OpenAI Format (o1/o3/DeepSeek)

{
  "choices": [{
    "message": {
      "role": "assistant",
      "content": "Final answer content",
      "reasoning_content": "Model's thinking process..."
    }
  }],
  "usage": {
    "prompt_tokens": 100,
    "completion_tokens": 500,
    "total_tokens": 600,
    "completion_tokens_details": {
      "reasoning_tokens": 350
    }
  }
}

Thinking in Streaming Output

// Thinking phase
{"choices": [{"delta": {"reasoning_content": "Let me think about this..."}}]}
{"choices": [{"delta": {"reasoning_content": "First, let's analyze..."}}]}

// Answer phase
{"choices": [{"delta": {"content": "The final answer is..."}}]}

Claude Extended Thinking

When using Claude models, enable extended thinking via the thinking parameter:
from openai import OpenAI

client = OpenAI(api_key="sk-xxx", base_url="https://crazyrouter.com/v1")

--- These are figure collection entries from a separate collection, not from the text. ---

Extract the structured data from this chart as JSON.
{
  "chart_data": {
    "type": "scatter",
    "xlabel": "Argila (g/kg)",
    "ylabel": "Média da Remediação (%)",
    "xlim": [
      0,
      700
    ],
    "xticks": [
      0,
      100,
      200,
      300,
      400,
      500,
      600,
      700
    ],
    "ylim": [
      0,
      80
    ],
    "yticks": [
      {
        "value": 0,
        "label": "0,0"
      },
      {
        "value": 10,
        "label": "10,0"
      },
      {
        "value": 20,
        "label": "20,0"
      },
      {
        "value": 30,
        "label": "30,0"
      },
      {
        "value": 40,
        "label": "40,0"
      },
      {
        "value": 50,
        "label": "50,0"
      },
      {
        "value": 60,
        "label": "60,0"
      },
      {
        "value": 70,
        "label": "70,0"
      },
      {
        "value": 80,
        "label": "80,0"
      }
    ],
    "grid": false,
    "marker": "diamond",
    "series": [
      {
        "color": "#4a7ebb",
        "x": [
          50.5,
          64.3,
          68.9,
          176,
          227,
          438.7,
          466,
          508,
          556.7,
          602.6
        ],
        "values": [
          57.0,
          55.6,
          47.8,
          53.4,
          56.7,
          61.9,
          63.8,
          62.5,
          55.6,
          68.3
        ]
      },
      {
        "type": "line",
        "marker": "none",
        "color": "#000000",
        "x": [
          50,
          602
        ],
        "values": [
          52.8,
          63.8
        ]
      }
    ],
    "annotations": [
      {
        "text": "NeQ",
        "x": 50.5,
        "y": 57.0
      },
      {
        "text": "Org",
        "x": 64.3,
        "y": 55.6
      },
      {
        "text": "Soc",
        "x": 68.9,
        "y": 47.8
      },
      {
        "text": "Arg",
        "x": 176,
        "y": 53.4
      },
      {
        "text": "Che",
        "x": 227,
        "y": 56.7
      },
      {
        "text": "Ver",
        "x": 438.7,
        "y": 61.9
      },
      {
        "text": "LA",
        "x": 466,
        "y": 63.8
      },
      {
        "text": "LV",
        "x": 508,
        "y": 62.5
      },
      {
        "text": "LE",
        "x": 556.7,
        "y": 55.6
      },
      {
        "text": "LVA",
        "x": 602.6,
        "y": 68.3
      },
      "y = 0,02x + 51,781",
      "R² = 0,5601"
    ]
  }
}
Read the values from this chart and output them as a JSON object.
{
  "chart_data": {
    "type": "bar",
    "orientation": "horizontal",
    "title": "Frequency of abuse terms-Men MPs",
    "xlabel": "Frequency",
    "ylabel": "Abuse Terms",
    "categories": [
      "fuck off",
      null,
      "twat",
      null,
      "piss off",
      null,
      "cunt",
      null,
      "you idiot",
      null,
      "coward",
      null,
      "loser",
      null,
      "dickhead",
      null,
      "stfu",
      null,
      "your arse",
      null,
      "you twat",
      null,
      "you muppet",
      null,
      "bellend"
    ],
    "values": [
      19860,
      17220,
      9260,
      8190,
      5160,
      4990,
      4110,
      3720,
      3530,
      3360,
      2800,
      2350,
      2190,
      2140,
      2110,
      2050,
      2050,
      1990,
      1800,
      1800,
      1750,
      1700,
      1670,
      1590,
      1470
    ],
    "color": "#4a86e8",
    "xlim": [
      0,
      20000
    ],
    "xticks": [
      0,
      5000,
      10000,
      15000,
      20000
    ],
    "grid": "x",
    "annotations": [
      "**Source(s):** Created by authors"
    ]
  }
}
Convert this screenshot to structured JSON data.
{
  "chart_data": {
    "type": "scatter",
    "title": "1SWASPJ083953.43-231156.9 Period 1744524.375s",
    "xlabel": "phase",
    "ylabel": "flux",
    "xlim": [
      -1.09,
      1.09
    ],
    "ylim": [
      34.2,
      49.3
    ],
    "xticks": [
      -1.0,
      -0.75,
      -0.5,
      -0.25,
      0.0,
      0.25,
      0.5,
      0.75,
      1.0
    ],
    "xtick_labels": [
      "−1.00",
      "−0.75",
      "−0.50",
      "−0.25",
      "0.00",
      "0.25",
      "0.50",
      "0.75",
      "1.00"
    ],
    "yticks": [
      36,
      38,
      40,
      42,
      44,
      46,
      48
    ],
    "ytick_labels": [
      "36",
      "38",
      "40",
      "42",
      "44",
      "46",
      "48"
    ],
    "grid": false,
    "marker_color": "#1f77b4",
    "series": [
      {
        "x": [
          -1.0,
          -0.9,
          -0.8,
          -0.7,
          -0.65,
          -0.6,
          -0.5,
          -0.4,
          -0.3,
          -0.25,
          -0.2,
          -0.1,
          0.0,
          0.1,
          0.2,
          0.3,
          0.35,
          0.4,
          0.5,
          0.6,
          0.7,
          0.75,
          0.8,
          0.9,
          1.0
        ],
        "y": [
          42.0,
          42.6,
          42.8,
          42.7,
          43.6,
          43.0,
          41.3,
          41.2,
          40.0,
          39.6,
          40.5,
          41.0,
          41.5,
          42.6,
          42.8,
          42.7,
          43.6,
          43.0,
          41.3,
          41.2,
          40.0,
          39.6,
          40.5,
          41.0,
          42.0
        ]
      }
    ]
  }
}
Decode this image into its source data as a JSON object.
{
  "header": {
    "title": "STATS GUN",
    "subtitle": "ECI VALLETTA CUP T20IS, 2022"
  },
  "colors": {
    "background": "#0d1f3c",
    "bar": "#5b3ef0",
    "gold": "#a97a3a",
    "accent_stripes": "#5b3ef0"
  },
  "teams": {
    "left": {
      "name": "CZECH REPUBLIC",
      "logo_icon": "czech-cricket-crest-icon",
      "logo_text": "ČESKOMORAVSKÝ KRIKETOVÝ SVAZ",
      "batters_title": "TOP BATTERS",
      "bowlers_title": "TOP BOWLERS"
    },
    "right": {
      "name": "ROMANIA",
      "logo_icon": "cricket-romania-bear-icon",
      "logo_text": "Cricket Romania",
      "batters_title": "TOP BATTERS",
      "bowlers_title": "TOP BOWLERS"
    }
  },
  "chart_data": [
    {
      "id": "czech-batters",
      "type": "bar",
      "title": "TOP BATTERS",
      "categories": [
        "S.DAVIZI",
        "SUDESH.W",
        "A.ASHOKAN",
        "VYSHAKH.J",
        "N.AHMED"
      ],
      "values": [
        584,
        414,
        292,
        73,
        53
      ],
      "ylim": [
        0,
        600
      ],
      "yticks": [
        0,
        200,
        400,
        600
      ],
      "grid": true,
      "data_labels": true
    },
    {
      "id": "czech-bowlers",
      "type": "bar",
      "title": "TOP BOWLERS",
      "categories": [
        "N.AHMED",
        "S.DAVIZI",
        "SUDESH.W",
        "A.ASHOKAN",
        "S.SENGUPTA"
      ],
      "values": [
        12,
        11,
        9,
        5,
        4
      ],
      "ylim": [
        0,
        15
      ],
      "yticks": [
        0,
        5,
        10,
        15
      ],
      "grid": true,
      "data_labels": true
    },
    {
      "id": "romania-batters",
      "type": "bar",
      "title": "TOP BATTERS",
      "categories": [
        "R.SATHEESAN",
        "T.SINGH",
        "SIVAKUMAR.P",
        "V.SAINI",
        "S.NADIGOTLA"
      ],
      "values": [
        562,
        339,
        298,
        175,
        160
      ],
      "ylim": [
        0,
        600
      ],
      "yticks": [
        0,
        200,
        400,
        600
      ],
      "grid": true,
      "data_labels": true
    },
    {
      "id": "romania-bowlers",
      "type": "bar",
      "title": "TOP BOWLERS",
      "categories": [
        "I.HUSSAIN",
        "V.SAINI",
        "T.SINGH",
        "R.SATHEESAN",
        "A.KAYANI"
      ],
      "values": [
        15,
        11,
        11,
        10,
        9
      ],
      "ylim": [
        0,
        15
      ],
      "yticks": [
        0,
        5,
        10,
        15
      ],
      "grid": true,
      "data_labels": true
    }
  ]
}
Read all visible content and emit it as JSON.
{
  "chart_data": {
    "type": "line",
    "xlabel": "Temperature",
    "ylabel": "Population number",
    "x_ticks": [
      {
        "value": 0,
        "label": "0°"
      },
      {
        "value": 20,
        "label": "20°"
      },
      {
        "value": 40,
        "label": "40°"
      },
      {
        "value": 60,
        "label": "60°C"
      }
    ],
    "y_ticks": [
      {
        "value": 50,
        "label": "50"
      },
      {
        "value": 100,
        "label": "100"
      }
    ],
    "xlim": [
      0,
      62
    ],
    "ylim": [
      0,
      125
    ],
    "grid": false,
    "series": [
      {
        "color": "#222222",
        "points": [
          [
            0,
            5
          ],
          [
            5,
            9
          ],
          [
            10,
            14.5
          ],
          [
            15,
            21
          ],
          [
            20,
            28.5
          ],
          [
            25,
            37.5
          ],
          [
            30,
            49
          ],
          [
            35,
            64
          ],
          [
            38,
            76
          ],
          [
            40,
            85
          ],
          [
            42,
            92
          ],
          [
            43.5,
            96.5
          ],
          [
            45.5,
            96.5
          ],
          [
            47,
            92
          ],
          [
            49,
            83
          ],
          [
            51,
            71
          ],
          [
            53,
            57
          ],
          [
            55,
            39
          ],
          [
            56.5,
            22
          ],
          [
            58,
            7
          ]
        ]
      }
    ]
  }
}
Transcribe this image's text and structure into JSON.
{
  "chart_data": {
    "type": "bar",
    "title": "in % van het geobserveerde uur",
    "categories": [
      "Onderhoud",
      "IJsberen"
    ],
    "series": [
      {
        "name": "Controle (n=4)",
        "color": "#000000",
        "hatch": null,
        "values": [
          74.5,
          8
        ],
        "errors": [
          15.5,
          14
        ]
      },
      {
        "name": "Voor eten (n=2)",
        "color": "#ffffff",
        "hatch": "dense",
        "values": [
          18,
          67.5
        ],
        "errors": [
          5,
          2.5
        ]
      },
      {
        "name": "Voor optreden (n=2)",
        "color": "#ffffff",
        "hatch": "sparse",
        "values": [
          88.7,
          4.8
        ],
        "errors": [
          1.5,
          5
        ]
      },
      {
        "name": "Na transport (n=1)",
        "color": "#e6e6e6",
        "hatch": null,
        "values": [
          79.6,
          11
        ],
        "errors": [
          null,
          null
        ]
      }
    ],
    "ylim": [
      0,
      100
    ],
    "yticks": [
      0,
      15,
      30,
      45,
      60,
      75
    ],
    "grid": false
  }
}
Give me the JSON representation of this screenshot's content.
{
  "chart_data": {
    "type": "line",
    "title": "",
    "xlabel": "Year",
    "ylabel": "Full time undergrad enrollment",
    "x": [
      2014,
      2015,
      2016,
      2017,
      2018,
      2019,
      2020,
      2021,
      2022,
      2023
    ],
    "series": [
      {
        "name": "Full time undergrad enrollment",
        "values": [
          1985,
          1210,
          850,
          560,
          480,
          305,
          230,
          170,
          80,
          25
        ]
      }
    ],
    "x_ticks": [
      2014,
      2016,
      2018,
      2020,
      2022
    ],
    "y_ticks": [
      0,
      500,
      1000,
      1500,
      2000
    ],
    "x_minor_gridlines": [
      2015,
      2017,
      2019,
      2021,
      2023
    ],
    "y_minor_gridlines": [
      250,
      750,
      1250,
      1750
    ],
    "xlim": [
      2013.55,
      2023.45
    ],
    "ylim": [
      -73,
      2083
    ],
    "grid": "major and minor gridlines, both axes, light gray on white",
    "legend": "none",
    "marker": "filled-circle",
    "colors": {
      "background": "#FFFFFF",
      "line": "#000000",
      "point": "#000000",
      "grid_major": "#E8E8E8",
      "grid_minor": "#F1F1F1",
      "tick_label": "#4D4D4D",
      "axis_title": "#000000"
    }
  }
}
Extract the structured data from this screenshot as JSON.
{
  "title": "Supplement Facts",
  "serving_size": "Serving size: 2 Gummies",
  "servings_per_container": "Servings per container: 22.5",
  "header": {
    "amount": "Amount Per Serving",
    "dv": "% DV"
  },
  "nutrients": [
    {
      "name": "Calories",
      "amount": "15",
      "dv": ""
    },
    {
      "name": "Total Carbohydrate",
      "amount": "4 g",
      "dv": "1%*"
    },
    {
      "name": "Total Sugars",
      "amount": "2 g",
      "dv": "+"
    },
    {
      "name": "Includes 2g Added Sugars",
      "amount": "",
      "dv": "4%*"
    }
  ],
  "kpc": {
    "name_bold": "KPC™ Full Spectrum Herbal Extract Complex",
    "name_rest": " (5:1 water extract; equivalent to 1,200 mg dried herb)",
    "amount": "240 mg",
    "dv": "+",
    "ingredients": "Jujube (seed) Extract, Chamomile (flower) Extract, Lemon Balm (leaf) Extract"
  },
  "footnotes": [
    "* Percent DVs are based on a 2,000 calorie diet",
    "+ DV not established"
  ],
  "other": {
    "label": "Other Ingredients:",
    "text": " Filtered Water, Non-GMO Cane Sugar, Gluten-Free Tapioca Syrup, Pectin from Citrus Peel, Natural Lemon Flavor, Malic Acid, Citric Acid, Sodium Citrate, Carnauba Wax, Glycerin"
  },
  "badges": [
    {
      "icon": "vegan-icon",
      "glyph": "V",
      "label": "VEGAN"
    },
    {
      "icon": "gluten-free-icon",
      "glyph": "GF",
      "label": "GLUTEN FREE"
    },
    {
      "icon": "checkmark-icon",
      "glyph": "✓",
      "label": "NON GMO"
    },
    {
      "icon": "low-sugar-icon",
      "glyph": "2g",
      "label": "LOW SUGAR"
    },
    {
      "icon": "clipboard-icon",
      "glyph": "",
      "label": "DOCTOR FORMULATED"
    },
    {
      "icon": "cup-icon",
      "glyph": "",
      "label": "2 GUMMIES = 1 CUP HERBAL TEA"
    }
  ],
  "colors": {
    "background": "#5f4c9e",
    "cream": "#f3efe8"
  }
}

response = client.chat.completions.create(
    model="claude-sonnet-4-20250514",
    messages=[{"role": "user", "content": "Prove that the square root of 2 is irrational"}],
    extra_body={
        "thinking": {
            "type": "enabled",
            "budget_tokens": 10000
        }
    }
)

# Thinking content is in the reasoning_content field
print("Thinking:", response.choices[0].message.reasoning_content)
print("Answer:", response.choices[0].message.content)

Thinking Token Billing

Thinking tokens count toward total usage. Reasoning model thinking tokens typically account for 50%-80% of total output. Be mindful of cost control.
ModelThinking Token Billing
o1/o3 seriesBilled at output token price
Claude extended thinkingBilled at output token price
DeepSeek-R1Billed at output token price

Code Example: Extracting Thinking Content

response = client.chat.completions.create(
    model="o3-mini",
    messages=[{"role": "user", "content": "Which is larger, 9.11 or 9.8?"}]
)

msg = response.choices[0].message

# Thinking process
if hasattr(msg, 'reasoning_content') and msg.reasoning_content:
    print(f"Thinking process:\n{msg.reasoning_content}\n")

# Final answer
print(f"Answer:\n{msg.content}")

# Token usage
usage = response.usage
print(f"\nTotal tokens: {usage.total_tokens}")
if hasattr(usage, 'completion_tokens_details'):
    print(f"Reasoning tokens: {usage.completion_tokens_details.reasoning_tokens}")
Not all models support thinking. For models that don’t support it, the reasoning_content field will not appear in the response.